LOMBOK TIMUR-Aliansi Pemuda dan Aktivis (ALPA) Lombok Timur mendesak agar kerja sama antara PDAM Lombok Timur dengan pihak Cleo segera dikaji ulang secara menyeluruh.
Kerja sama ini dinilai tidak transparan dan berpotensi merugikan kepentingan publik, terutama masyarakat sebagai pemilik sah sumber daya air daerah.
Hal ini ditegaskan Ketua ALPA Lotim,Hadi Tamara,Senin (5/5). " Kerjasama PDAM dengan perusahaan cleo perlu ditinjau ulang," tegasnya.
Menurutnya PDAM sebagai badan usaha milik daerah seharusnya berorientasi pada pelayanan publik, bukan justru membuka ruang bagi kepentingan korporasi yang berpotensi mengkomersialisasi air secara berlebihan.
Apalagi air adalah kebutuhan dasar masyarakat, bukan komoditas yang bisa dikelola tanpa batas demi keuntungan sepihak.
Selain itu mendugaadanya ketimpangan dalam skema kerja sama tersebut, baik dari sisi pengelolaan sumber air, maupun dampak jangka panjang terhadap ketersediaan air bersih bagi masyarakat Lotim.
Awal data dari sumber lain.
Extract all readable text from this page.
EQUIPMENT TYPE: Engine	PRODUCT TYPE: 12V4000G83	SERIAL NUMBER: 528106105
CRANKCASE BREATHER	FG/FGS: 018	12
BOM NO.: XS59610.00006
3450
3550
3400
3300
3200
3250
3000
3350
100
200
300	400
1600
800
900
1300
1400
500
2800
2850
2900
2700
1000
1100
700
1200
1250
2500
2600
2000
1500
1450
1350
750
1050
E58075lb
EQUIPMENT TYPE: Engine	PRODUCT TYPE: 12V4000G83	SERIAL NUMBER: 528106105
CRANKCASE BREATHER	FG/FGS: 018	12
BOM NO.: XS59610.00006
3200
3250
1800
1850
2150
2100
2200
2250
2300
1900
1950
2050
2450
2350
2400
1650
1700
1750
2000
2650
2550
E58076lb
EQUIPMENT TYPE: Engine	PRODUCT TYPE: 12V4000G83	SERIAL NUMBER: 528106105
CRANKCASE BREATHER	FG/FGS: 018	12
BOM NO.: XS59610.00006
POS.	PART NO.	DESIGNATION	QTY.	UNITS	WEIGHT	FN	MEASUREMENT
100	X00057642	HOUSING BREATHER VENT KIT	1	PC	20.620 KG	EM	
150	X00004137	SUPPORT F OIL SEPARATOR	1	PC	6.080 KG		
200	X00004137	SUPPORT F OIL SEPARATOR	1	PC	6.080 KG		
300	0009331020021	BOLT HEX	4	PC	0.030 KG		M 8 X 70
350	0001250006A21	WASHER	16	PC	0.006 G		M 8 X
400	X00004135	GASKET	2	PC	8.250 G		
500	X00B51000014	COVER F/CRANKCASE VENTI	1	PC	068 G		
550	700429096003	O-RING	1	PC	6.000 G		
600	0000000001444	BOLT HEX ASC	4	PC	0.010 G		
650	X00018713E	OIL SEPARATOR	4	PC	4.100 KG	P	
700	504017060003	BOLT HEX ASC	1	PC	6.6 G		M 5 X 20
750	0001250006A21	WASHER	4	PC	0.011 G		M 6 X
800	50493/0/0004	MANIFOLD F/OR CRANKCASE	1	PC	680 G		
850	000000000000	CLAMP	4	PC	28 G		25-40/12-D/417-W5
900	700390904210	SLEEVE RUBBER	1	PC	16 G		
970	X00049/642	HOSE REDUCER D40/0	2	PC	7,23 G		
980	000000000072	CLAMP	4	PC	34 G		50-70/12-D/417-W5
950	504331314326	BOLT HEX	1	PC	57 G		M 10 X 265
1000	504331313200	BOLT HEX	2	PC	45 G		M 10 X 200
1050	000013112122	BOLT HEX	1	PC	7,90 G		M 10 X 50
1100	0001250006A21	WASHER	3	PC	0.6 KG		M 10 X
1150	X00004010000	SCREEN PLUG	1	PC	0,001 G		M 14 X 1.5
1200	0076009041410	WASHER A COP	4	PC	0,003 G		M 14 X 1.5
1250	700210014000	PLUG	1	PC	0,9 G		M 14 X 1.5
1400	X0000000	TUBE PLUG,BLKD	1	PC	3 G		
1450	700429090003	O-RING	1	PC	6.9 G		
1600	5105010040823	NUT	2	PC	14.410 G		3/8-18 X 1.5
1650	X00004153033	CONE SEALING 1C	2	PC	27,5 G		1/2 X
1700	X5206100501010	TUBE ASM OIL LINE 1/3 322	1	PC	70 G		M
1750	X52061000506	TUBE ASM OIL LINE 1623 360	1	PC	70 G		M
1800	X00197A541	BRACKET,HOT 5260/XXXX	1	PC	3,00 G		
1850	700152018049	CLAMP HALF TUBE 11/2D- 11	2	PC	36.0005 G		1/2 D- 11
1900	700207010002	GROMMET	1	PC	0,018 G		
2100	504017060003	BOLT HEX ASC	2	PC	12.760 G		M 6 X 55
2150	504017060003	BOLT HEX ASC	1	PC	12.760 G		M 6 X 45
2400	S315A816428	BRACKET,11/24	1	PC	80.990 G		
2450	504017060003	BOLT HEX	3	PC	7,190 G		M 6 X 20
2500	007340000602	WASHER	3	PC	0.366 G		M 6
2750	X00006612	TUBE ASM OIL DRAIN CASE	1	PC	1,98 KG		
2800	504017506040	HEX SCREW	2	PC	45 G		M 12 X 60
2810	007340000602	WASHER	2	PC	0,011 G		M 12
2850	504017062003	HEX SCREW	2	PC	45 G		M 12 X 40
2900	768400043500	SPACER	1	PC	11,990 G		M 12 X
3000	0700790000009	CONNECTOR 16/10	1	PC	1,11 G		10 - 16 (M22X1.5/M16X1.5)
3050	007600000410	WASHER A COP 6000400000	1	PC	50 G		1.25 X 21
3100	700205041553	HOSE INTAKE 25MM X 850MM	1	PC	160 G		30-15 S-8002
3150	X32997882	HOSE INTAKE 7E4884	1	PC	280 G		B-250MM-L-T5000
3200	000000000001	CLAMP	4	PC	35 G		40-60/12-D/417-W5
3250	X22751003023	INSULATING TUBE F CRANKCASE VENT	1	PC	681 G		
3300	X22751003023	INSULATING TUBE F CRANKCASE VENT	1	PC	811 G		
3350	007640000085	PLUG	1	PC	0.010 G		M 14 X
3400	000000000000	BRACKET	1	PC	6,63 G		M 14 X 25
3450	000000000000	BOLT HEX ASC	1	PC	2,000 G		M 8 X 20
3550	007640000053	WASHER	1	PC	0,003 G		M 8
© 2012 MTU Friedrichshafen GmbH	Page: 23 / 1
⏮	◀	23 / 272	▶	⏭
" Jika tidak diawasi dengan ketat, kerja sama ini bisa mengarah pada bentuk eksploitasi sumber daya air yang terselubung," ujarnya
Hadi menambahkan pihaknya tidak menolak investasi, tetapi kami menolak jika kerja sama ini justru mengorbankan hak masyarakat. PDAM harus kembali pada mandat utamanya, yaitu melayani, bukan memprivatisasi.
" Kami mendesak pemerintah daerah dan DPRD Lombok Timur untuk tidak tutup mata," terangnya.